Cresce il commercio di giada birmana, ma è allarme per la salute dei lavoratori
Nell'ultimo trimestre 2013 i proventi delle esportazioni hanno raggiunto i 920 milioni di dollari. Il volume totale del commercio vale almeno otto miliardi di dollari. Ma sul settore pesano il contrabbando e lo sfruttamento dei minatori. Per loro condizioni proibitive e aumento vertiginoso dei casi di Hiv.

Yangon (AsiaNews/Agenzie) - Nell'ultimo trimestre del 2013 i proventi nel settore delle esportazioni di giada in Myanmar hanno raggiunto i 920 milioni di dollari, con una crescita superiore di un terzo rispetto allo stesso periodo dell'anno precedente. È quanto emerge da una nota ufficiale del ministero birmano per lo Sviluppo economico e la Pianificazione nazionale. Tuttavia questa somma consistente appare quasi per certo sottostimata rispetto al valore reale, perché la gran parte dei preziosi che lascia il Paese viene contrabbandata dai trafficanti. E non finisce certo all'interno delle statistiche ufficiali governative o nelle casse del registro delle imposte.

Uno studio elaborato nel 2011 da Harvard Ash Center stima in otto miliardi di dollari il valore totale del commercio di giada in Myanmar. Una somma consistente, a dispetto delle sanzioni statunitensi che ancora oggi restano in vigore nel settore delle importazioni della giada e altri preziosi come il rubino.

Nel recente passato il presidente Usa Barack Obama ha rimosso molto vincoli economici e commerciali verso il governo e gli imprenditori birmani, in vigore per decenni durante la dittatura militare; tuttavia, egli ha voluto mantenere le restrizioni nel settore dei preziosi a causa dei consistenti abusi in tema di diritti umani ai danni dei minatori e, più in generale, negli occupanti del settore.

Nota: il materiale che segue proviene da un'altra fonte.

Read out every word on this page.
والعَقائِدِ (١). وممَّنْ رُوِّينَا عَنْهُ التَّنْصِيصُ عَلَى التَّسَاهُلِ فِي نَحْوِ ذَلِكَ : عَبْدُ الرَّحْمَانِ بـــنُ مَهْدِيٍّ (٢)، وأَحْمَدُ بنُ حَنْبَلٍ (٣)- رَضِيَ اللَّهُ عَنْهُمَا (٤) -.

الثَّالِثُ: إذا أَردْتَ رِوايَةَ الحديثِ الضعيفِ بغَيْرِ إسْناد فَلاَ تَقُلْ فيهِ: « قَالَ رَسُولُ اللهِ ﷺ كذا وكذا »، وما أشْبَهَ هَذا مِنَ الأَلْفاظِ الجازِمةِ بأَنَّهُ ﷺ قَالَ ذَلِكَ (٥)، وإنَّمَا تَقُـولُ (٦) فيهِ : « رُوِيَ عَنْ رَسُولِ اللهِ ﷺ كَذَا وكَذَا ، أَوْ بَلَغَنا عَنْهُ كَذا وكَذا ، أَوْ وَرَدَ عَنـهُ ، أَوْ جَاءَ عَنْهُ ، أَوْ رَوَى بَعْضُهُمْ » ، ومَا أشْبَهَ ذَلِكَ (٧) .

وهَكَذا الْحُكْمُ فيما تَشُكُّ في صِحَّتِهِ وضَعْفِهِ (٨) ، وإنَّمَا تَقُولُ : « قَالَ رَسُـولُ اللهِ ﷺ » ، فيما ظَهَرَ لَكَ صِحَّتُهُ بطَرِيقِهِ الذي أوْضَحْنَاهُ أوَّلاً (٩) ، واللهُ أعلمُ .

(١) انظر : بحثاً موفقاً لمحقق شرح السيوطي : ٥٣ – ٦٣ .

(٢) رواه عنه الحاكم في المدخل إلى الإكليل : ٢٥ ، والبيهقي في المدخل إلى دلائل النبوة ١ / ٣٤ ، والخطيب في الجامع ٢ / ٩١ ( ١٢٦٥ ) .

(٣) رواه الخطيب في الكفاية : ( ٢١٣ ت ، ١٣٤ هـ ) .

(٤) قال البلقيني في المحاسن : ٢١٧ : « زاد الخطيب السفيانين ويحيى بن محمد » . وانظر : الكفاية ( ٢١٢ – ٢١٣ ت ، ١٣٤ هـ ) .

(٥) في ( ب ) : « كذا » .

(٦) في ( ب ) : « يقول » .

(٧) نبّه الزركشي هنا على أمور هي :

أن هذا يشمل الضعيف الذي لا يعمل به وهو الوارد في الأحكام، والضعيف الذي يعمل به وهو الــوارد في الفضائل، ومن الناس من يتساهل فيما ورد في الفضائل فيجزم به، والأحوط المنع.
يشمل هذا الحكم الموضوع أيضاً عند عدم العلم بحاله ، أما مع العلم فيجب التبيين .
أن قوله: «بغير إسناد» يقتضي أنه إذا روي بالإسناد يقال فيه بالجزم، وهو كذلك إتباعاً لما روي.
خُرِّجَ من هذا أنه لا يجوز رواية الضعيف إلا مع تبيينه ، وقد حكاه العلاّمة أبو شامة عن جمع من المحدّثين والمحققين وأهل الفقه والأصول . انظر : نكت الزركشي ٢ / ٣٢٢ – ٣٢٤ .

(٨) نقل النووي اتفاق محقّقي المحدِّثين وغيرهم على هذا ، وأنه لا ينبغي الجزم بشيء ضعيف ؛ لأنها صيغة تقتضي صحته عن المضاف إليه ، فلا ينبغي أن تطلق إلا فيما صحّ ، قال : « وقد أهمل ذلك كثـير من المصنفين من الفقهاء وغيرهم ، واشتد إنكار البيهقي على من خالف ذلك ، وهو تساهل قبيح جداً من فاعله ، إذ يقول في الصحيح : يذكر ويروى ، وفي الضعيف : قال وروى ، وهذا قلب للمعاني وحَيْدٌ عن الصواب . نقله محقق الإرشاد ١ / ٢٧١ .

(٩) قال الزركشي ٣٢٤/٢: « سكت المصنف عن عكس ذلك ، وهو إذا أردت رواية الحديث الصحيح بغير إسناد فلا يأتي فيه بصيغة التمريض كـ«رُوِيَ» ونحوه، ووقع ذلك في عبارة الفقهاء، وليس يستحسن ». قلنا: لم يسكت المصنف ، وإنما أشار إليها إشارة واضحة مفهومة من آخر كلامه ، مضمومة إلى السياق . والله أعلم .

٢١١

Le estrazione avvengono in larga maggioranza nello Stato settentrionale Kachin, al confine con la Cina, dove sono concentrate la gran parte delle miniere. Una zona teatro da tempo di un conflitto etnico che vede contrapposti l'esercito birmano e le milizie ribelli Kachin, che lottano per una maggiore autonomia da Naypyidaw. Negli ultimi due anni gli scontri hanno ripreso con sempre maggiore intensità causando morti, feriti e sfollati fra la popolazione civile.

A scatenare la controversia è la proprietà - e relativo sfruttamento - delle miniere, perché un monitoraggio costante su scala nazionale è impossibile e gli osservatori internazionali (assieme alle Ong) non sono autorizzati a operare nella regione. Come è emerso in una recente inchiesta della Reuters, i minatori lavorano spesso in condizioni disumane e proibitive, vittime di abusi da parte dei manager, esposti a moltissimi rischi per la salute.

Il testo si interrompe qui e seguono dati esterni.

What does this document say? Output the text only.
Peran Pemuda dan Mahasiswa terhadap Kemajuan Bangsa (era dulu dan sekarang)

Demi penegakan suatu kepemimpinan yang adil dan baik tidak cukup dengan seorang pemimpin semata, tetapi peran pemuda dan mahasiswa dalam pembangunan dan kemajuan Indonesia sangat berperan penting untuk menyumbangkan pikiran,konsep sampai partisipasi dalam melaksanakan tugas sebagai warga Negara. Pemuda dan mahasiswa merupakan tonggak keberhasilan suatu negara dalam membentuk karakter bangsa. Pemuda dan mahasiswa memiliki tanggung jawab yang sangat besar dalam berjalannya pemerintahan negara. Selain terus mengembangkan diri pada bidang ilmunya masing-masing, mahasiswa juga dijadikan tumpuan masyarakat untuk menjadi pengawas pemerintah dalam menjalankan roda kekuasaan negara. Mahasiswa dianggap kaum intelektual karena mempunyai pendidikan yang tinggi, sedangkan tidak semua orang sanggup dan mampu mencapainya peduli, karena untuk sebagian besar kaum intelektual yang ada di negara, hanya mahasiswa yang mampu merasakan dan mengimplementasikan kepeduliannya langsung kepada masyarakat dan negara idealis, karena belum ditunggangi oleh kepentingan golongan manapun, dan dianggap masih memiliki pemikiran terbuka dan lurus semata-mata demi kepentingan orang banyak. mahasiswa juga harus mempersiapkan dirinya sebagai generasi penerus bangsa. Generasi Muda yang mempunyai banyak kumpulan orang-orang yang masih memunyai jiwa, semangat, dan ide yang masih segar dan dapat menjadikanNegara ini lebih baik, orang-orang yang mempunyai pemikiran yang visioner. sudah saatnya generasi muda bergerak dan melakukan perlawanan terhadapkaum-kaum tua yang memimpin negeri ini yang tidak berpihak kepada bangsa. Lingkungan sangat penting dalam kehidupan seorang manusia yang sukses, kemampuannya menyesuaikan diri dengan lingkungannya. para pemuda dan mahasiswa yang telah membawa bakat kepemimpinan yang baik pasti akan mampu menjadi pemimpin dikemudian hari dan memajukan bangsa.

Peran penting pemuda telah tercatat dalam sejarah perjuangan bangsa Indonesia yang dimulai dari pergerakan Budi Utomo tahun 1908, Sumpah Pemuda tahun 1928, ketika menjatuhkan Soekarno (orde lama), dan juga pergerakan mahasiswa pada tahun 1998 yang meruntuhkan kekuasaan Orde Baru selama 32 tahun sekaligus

In molti casi, i luoghi di estrazione sono utilizzati dai minatori con problemi di tossicodipendenza per iniettarsi l'eroina; essi sfruttano gli anfratti (soprannominati "tiro a segno") per inocularsi la sostanza, condividendo in molti casi gli aghi. Da qui il picco vertiginoso nei contagi per Hiv, tanto che nella cittadina di Hpakant (nello Stato Kachin) il numero di minatori sieropositivi si aggira attorno al 40%. Il maggior numero di clienti è oltreconfine, in Cina, e non è raro osservare trafficanti che varcano la frontiera per portare giada e altri preziosi. Tale commercio è aumentato in maniera esponenziale con le sanzioni imposte dagli Stati Uniti nel 2008.